Cecilienstift bietet als erster Träger im Land neue Wohnform für Menschen mit Sinnesbehinderung Jenny und Marcel haben ihr Ziel erreicht - betreut, aber in den eigenen vier Wänden
Sie haben einen Brief geschrieben. Und weil sie das taten, ging ihr großer Traum in Erfüllung Jennifer Möbus und Marcel Zech leben in einer eigenen Wohnung. Ihren Handicaps zum Trotz.

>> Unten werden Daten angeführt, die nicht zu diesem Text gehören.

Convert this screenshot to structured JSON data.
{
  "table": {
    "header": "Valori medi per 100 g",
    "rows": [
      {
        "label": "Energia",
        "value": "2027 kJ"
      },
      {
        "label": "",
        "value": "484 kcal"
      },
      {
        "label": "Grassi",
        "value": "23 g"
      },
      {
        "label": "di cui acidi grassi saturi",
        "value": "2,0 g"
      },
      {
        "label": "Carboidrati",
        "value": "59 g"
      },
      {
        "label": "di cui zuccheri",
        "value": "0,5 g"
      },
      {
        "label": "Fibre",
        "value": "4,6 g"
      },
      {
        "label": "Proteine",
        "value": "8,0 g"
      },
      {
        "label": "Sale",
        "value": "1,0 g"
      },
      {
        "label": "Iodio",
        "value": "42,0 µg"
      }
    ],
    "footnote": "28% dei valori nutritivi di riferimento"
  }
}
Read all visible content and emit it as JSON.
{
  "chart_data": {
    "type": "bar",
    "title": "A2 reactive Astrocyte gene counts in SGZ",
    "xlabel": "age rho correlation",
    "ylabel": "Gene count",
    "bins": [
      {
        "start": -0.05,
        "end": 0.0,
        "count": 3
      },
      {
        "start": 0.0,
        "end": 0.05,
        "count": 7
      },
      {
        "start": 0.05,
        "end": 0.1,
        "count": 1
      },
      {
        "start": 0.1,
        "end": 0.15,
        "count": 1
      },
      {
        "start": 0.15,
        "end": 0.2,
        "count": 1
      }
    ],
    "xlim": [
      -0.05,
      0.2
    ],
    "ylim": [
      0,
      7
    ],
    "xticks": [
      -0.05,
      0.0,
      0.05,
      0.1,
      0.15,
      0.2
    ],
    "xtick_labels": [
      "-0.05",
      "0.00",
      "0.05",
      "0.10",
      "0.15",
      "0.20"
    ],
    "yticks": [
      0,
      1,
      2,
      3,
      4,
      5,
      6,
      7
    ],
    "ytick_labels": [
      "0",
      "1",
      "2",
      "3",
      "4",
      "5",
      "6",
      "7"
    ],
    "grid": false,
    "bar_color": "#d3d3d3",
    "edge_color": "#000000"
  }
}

Halberstadt l "Ich war baff, platt wie eine Briefmarke, als ich das hörte." Marcel Zech ist immer noch anzumerken, wie glücklich ihn die Nachricht machte, dass es endlich klappen wird mit dem Wohnen in den eigenen vier Wänden. Der 24-Jährige nimmt seine 21-jährige Freundin Jenny in den Arm und strahlt. Beide haben sich in der Werkstatt am Park kennengelernt, wo Menschen mit Sinnes- und Mehrfachbehinderungen eine sinnvolle Beschäftigung finden. Für für Medizintechnik- und Schreibwarenunternehmen wird in der OdF-Straße gearbeitet. Der junge Mann, der in der Altmark aufwuchs und in Soest ein Berufsbildungszentrum besuchte, hatte in der Werkstatt am Park einen Arbeitsplatz gefunden. Da fiel ihm der Umzug nach Halberstadt leicht. Doch das Wohnen im Sophienheim in Emersleben war nicht so ganz nach seinem Geschmack. "Da steht die Gruppe im Vordergrund, ich wollte aber lieber was mit meiner Freundin unternehmen", erzählt er.
Seine Freundin Jenny stammt aus Dessau, besuchte das Landesbildungszentrum für Hörgeschädigte in Halberstadt und lebte im Klusheim. Doch auch sie wurde flügge und wollte mehr Eigenständigkeit. Was nicht so einfach ist, wenn man nur sehr eingeschränkt sehen und hören kann. Doch beide haben gesetzliche Betreuer, die ihren Drang nach Selbständigkeit verstehen und ebenso wie die Betreuer in Werkstatt und Heimen unterstützen.
Nun sitzt das Paar auf dem schwarzen Sofa vor der weißen Wand mit den roten Blumenstickern und erzählt. Dass sie ihr eigenes Schlafzimmer und ein Wohnzimmer haben, ist dem Engagement Vieler zu verdanken. Den letzten Anstoß aber haben die beiden gegeben, wie Ina Klamroth berichtet. "Wir haben Konzepte erarbeitet, Finanzierungsfragen verhandelt und es zog und zog sich. Aber als die beiden einen Brief an die Sozialagentur Halle schickten und fragten, warum sie ihren Weihnachtbaum noch immer nicht in ihrer eigenen Stube aufstellen dürfen, kam alles ins Rollen. Plötzlich kamen die Zusagen und unsere weit mehr als zwei Jahre intensiv verfolgte Idee wurde Wirklichkeit."
Die Bereichsleiterin Behindertenhilfe im Cecilienstift Halberstadt begrüßte gemeinsam mit Holger Thiele und Hannah Becker vom Vorstand des Stiftes zahlreiche Gäste in einem Haus in der Otto-Lilienthal-Straße. Ihr leben in drei Wohnungen der Wohnungsbaugenossenschaft Halberstadt neben Jenny und Marcel noch André Lehmann, Steven Rademacher, Christin Timm, Ronny Eiteljörge und Matthias Brandt. Stück für Stück erobern sie sich die Stadt, werden auf ihrem Weg in größtmögliche Selbständigkeit intensiv betreut. Diese intensivbetreute Wohnform ist für blinde, gehörlose bzw. sehschwache und stark schwerhörige Menschen bislang einmalig im Land Sachsen-Anhalt. Das ist etwas, worauf neben Jenny und Marcel auch alle anderen Partner dieses Angebotes sehr stolz sind, wie bei der offiziellen Einweihung der Wohnungen spürbar wurde. Froh sei man auch, so Ina Klamroth, dass die Nachbarn alle sehr aufgeschlossen und verständnisvoll sind.